General Research Interests
I strive to understand how early-life feeding (typically on zooplankton), development, and growth of fishes impacts recruitment to adult populations. Compared to the time spent as adults, the larval and early-juvenile life stages of fishes are disproportionately influential to lifetime reproductive success and hence to managing fisheries. In this context, the common thread to my research is testing mechanistic linkages between the early-life success of fishes and fluctuations in their physical and biological environments. I am fortunate to have had the opportunity to apply this conceptual framework in a diversity of ecosystems throughout my professional career. I have performed experiments in small aquaria in the laboratory, manipulated aquaculture ponds, sampled large inland reservoirs and lakes, and studied plankton dynamics in the Gulf of Mexico. I am currently working to establish projects that will help conserve the native fishes of New Mexico.
Invasion ecology of Daphnia lumholtzi in Southwest Arkansas
Climate change is reshuffling species in time and space, generating novel communities and empty ecological niches that may be filled by non-native species. Daphnia lumholtzi are spiny, planktonic crustaceans native to Africa, Asia, and Australia. In Southwest Arkansas, D. lumholtzi were first reported in Millwood Lake and Lake Erling in 1995. During late August and early September 2021, my undergraduate students and I identified D. lumholtzi adults in surface plankton tows collected in Lake Columbia. We are currently conducting field surveys to quantify cyclomorphosis and seasonal densities in Lake Columbia. We are also planning a series of laboratory experiments to test hypotheses underlying their invasion success and regional persistence, including their interactions with predators and responsiveness to long-term climate change stressors (i.e., elevated temperatures and hypoxia).
Establishing a long-term egg and larval fish survey for eastern New Mexico
Native fishes of the southern Great Plains are increasingly imperiled by habitat fragmentation from dam construction and intense regional drying. To monitor fish assemblage responses to environmental change, I recently established a long-term survey of fish eggs and larvae in the Pecos River near Fort Sumner, New Mexico. During 2018–2019, fish eggs and larvae were collected at two sites using 500 μm drift nets equipped with flow meters. Larvae were also collected in deep pools using light traps. In total, over 4,000 fish eggs and 10,000 fish larvae have been collected to date. Most larvae were collected in drift nets, shortly after dusk, during May and June. Identifications of many larvae are challenging, because they are morphologically cryptic, collected at various developmental stages, and/or are damaged from abrasion in the drift nets. Thus, I am also building a reference library to identify early life stages of fishes by coupling high-resolution photographs with molecular identifications using the cytochrome c oxidase I DNA barcode. We also identifying fish eggs collected in drift nets using DNA barcoding. Results of this study will improve our understanding of how environmental change will impact reproductive effort of native and nonnative fishes.

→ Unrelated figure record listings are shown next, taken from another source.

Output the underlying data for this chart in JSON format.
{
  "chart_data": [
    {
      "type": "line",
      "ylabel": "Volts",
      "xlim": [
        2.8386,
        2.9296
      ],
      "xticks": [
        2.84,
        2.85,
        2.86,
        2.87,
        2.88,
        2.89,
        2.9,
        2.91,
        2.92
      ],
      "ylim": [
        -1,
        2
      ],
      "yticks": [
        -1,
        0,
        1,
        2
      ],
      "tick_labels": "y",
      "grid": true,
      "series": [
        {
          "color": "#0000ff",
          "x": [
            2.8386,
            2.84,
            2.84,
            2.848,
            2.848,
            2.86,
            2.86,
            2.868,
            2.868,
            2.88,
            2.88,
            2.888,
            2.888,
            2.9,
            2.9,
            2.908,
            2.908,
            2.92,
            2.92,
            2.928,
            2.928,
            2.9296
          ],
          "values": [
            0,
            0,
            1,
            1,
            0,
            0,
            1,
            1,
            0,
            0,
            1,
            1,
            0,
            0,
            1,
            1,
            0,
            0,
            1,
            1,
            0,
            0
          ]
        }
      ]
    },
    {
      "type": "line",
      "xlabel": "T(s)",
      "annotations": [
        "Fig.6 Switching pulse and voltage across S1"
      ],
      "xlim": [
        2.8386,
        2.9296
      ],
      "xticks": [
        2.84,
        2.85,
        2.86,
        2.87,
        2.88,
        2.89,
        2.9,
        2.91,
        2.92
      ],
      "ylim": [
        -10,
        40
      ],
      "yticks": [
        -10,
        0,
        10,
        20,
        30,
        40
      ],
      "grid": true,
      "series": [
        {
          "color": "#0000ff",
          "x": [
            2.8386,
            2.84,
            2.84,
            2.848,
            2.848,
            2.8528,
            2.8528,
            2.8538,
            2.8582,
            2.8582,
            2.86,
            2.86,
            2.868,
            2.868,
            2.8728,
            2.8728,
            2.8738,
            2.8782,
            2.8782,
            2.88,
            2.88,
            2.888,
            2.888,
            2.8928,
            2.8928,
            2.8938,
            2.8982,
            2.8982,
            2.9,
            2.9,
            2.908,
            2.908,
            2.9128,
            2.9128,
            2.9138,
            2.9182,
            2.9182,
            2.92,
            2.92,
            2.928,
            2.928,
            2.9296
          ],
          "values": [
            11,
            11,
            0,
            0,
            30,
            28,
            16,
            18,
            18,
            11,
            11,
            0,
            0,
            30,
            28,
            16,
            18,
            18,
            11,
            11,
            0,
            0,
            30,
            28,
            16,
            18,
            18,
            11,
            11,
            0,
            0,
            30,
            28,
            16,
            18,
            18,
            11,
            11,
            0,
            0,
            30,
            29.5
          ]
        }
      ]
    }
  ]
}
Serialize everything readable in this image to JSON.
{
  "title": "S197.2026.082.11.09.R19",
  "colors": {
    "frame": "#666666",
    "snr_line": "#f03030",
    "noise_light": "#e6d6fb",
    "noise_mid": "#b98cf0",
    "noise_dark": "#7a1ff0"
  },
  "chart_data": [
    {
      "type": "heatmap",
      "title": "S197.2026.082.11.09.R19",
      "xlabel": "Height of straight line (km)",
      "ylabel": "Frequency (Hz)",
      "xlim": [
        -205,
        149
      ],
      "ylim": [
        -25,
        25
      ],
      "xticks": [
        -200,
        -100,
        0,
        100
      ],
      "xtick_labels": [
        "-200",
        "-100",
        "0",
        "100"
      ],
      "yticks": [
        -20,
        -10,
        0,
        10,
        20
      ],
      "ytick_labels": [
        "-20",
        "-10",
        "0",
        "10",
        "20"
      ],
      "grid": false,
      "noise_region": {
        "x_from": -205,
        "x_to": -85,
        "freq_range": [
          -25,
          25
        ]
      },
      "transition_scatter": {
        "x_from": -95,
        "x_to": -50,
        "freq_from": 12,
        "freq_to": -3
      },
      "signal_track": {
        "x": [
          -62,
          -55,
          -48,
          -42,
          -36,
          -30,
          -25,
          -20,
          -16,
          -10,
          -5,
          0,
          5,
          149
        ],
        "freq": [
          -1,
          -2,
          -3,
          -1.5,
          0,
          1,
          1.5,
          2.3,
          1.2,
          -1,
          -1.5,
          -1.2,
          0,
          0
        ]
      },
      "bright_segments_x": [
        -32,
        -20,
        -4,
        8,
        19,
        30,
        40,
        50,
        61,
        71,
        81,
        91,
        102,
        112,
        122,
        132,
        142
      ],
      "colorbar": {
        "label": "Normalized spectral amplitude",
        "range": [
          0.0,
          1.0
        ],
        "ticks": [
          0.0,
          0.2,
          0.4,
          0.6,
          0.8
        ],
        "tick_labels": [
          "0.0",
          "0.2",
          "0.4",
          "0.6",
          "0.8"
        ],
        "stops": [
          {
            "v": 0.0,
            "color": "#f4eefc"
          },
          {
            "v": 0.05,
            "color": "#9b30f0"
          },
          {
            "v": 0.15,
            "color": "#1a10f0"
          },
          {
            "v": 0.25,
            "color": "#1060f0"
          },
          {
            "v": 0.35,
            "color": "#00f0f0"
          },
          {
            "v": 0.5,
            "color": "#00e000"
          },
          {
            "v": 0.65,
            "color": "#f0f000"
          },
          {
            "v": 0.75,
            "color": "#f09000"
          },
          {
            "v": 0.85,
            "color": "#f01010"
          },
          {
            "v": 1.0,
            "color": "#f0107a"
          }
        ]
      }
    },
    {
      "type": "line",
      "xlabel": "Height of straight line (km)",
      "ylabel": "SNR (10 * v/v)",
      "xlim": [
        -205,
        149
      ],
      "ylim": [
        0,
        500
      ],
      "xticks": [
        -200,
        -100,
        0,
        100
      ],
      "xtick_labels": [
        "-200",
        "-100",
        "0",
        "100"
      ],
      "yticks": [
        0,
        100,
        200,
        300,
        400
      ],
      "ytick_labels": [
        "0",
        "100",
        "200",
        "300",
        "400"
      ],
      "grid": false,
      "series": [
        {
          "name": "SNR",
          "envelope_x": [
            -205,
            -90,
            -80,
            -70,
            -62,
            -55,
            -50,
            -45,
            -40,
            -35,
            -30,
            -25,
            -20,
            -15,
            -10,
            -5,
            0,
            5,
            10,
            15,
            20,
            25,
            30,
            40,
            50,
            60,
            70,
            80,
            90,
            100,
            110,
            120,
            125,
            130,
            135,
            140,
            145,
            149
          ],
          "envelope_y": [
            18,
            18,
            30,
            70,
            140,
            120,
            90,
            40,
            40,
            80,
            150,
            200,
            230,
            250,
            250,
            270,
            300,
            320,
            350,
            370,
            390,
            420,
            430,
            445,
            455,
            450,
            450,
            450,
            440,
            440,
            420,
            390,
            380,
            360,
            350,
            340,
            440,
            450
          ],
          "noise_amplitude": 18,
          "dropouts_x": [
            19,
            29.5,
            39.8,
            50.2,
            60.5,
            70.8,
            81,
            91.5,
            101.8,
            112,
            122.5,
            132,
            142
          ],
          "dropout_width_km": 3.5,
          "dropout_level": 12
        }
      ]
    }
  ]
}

Catfish feeding experiments, Ohio and Arkansas
As an Assistant Professor of Biology at Southern Arkansas University (SAU), I sought to improve catfish production reliability by understanding the effects of commercial feed provision on diets and growth of Channel and hybrid catfish (Channel Catfish ♀ × Blue Catfish ♂) during the transition from yolk-sac to exogenous feeding. Hatchery managers typically maintain all catfish fry on commercial feeds in flow-through tanks for the first two weeks of life, after which they are stocked in fertilized nursery ponds. Commercial feeds are also added to ponds daily after fry stocking. However, results from my graduate research program in Ohio suggested fish only benefit from live natural prey in ponds, despite daily feed additions. The voluntary diet switch of Channel Catfish fry from commercial feed in hatchery tanks to live prey in ponds suggests zooplankton and insects may constitute the preferred diets of first-feeding catfish. Moreover, restricting catfish to an inert commercial feed during first-feeding may delay, enhance, or alter digestive enzyme expression and thereby influence growth and survival. By understanding how commercial feeds affect early-life diets and digestive ontogeny of catfish, I hope to provide hatchery managers specific recommendations to improve production reliability.
Oil spill research, Mississippi
During 2013–2014, I was a post-doctoral researcher at the University of Southern Mississippi, working in Dr. Frank Hernandez’s Fisheries Oceanography and Ecology Laboratory. In this position, I investigated the impacts of the Deepwater Horizon oil spill on growth and body condition of larval fishes collected before, during, and after the oil spill. The primary goal of the project was to distinguish effects of the oil spill on larvae in the water column against natural environmental variation (e.g., weather patterns, river discharge). This research improves our understanding of how oil spills affect recruitment of larval fish into adult populations and hence what managers might expect into the future. A highlight of this project was finding that Red Snapper larvae were in poorer body condition during and after the oil spill, even after accounting for changes in the physical environment.